Dies erklärt auch die Ausstattung der besuchten Wohnung, der Raum der Familie wird als ausgesprochen als unwohnlich beschrieben: Die Mutter lag mit einer Fußverletzung, die sie sich beim Zeitungsaustragen zugezogen hatte, im einzigen Bett des spärlich möblierten Raumes. Der Tisch war vollgepackt mit diversen Haushaltsutensilien und nicht gereinigtem Geschirr. Die Kleidung der Familie hing an den Wänden, in der Ecke standen noch eine Kommode, ein Korbsessel und zwei Schemel. Es war kaum möglich, einen Raum in dem gekocht, gegessen, geschlafen und gewaschen wurde, sauber und ordentlich zu halten. Der Arzt konstatierte, dass die Frau auf Grund der Lebenssituation ihrer Familie neben ihrer Verletzung zudem psychisch stark belastet war. Die schlechte Wohnsituation vieler Arbeiterfamilien war gekennzeichnet durch einen Mangel an Licht und Luft, durch
Überhitzung im Sommer sowie Kälte und Ofenabgase im Winter. Der kondensierte
Wasserdampf in den überbelegten Räumen begünstigte die Entstehung von Atemwegserkrankungen,führte aber auch zu Niedergeschlagenheit und Depressionen.[7]

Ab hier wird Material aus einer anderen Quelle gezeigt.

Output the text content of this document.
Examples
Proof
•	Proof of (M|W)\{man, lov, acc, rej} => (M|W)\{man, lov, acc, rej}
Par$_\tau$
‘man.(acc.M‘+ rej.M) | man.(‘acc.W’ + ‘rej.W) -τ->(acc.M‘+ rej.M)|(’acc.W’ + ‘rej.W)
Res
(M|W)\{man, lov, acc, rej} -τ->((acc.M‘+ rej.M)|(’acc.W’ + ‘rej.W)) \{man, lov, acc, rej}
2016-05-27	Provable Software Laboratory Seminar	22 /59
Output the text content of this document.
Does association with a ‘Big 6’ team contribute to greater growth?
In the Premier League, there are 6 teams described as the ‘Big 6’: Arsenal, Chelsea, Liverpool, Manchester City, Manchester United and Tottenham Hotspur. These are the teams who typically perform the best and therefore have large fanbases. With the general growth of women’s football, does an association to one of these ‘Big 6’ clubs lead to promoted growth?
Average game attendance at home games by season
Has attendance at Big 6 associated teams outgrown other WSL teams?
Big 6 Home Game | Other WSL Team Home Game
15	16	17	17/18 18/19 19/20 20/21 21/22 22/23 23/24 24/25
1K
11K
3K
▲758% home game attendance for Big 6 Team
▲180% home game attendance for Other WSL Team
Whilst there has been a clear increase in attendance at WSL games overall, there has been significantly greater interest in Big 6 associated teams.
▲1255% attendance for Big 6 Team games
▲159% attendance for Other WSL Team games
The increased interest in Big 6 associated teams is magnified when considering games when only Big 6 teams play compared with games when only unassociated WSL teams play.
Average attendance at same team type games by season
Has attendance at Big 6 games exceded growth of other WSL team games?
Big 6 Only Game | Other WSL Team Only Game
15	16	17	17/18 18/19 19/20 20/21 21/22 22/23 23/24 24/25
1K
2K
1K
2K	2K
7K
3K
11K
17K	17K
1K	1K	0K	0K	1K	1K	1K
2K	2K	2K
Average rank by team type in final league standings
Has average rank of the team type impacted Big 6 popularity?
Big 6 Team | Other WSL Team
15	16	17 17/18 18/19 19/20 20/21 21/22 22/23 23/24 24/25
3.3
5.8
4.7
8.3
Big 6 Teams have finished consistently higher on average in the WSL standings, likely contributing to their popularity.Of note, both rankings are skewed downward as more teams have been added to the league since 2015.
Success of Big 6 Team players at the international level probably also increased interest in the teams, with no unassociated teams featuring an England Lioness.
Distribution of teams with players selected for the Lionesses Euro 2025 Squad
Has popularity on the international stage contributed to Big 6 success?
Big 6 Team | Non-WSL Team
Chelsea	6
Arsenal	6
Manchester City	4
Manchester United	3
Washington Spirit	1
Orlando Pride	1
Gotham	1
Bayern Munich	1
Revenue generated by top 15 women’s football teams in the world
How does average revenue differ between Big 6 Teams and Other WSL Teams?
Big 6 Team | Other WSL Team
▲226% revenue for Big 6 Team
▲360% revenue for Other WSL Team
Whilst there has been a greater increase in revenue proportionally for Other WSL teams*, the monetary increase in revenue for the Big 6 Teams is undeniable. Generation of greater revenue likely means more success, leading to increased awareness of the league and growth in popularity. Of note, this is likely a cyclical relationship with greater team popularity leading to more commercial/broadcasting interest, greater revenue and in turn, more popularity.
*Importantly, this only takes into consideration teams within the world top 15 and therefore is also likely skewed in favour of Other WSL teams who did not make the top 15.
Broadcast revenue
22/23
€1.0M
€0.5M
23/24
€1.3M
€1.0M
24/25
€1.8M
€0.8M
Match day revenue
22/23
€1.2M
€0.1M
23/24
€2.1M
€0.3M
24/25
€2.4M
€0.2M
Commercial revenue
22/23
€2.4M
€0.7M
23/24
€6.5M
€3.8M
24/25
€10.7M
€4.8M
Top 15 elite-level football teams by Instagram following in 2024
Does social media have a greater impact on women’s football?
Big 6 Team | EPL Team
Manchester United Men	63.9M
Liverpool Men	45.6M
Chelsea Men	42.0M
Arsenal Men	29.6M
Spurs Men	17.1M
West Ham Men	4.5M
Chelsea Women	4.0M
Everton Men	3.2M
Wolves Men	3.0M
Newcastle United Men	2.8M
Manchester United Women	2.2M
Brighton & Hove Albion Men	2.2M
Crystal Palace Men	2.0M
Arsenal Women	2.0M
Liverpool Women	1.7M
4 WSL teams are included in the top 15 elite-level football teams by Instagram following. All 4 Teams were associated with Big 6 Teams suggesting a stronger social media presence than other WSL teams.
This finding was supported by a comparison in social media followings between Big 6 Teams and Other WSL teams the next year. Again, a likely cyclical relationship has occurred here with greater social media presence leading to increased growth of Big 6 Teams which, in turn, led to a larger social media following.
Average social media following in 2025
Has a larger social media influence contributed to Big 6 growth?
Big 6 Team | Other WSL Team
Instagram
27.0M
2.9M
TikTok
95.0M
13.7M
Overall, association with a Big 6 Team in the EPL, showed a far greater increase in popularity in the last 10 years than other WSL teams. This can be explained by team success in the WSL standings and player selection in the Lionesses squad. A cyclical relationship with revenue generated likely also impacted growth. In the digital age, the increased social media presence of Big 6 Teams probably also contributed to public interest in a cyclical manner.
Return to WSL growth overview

Die Arbeit des Mannes, der als Flaschenspüler bei einem Bierverlag tätig war, wurde schlecht bezahlt. Im Allgemeinen reichte der Verdienst eines ungelernten Arbeiters nicht aus, eine Familie mit Kindern zu ernähren.[8] Wenn die Kinder etwas größer waren, mussten sie als Boten, Zeitungsverkäufer oder mit ähnlichen Tätigkeiten etwas zum Familienbudget dazuverdienen. Die Mütter übernahmen oft schlecht bezahlte Heimarbeit als Näherin oder aber Gelegenheitsarbeitenaußer Haus, wenn die Kinder aus dem Säuglingsalter heraus waren.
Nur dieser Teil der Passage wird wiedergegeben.